The CANSLIM stock screener settings employed were:
Top dog, leading from December 2010 when the scan was started, is Apple (AAPL). AAPL had already cleared its prior trading range before blowout earnings hit the tape. So the good news was really just icing on the cake. The gap from $374 is likely to be tested at some point and at $400 the stock is looking pricey in the short term. Although a similar move in September 2010 paused very briefly before it marched higher.
In second spot is Vale S.A. (VALE). It too had emerged from a channel with a solid enough break and close above the 200-day MA. Since then it has stayed close to its 200-day MA without attracting any serious buying interest to push it higher. Not one to get too excited about from a 'jump in with two feet approach', but a dip in the water over time may yield dividends.
In third place is Baidu (BIDU). The stock had emerged from a tight downward channel in late June before easing on approach to its 52-week high. The stock did post a new multi-year high without ever attracting strong buying interest. Not until earnings struck the tape on Jul 26th did numbers arrive. The day finished with an indecisive (bearish 'shooting star') doji which marks a balance between buyers and sellers. For the stock to make further gains the number of profit takers will need to fall, which given the current uncertainty on US debt limits is unlikely to happen.
Barrick Gold (ABX) has the fundamentals to back it, but price action has been tepid. However, it has been able to break above its 200-day MA, but hasn't done more than that.
Cognizant Technology Solutions (CTSH) moved from a steady gainer to a volatile decliner. Since the start of July price action has become very constricted, usually a precursor for a big reaction swing move. The boundaries of the channel have not been violated, but if resistance breaks on volume there should be the momentum to see the 52-week high in the $83s tested.

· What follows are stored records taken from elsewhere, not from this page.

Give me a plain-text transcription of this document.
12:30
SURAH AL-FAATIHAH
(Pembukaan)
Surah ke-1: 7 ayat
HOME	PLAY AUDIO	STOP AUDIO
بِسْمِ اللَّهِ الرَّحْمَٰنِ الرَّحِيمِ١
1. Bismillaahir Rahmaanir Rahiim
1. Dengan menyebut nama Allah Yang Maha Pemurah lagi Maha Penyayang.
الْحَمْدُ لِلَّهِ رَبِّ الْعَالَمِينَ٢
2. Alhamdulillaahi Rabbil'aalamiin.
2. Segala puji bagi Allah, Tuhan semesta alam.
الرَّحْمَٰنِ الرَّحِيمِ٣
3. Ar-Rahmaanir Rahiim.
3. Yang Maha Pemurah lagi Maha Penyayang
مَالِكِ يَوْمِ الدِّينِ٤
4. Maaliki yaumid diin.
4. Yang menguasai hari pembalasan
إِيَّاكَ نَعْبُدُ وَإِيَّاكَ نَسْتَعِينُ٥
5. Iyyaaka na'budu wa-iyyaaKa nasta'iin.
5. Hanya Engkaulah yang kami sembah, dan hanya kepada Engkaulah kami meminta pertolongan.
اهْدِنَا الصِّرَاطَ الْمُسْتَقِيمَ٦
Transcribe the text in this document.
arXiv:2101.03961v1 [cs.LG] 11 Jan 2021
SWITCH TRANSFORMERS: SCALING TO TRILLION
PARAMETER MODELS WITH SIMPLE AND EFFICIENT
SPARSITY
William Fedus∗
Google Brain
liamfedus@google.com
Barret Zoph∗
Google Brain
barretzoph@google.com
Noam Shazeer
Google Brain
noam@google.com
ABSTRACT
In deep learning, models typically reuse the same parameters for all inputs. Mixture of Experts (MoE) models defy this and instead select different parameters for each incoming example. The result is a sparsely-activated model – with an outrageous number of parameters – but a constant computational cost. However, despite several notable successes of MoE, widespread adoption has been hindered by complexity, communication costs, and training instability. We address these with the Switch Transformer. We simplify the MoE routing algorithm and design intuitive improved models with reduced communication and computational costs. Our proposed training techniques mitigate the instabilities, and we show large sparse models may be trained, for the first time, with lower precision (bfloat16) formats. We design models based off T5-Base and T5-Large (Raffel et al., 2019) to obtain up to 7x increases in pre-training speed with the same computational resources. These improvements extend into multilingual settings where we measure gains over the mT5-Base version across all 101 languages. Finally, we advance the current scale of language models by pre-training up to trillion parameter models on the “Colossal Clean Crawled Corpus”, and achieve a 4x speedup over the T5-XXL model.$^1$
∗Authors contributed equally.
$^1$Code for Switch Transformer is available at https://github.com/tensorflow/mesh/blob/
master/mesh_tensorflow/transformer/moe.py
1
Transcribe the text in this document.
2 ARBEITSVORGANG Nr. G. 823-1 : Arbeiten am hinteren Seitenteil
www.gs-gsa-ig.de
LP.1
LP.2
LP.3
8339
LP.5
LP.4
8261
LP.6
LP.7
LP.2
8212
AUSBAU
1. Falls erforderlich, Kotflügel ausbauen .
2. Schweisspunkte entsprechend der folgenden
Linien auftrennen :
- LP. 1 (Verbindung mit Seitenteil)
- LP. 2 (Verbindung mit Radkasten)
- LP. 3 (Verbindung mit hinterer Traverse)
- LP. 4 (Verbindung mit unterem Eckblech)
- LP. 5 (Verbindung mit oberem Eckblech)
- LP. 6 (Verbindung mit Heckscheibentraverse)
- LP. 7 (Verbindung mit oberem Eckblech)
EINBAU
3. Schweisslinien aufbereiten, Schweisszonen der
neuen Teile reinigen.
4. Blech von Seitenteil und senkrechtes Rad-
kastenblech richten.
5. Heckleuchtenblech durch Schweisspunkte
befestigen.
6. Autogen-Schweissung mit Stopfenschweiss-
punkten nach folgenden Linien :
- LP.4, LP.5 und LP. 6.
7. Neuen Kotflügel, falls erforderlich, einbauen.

Netflix threw itself into the firing line when it announced a rate hike alongside its earning release. The market response has been unkind and yesterday saw a heavy volume break of the 4 1/2 month channel (attempting a recovery today - but is it too little too late?). Favoured outcome is a test of the 200-day MA, last achieved in early 2010 when the stock was around $50.
Agirum (AGU) continues to play the role of 'sleeper'. Makes modest gains towards psychological $100 resistance. One for Alerts; set for a break of $100.
Finally, Silver Wheaton (SLW) has been in the (slow) process of building a new right-hand-side base. The volume buying which kicked a break of $37 has eased somewhat, but as long as it holds $37 support it should be okay.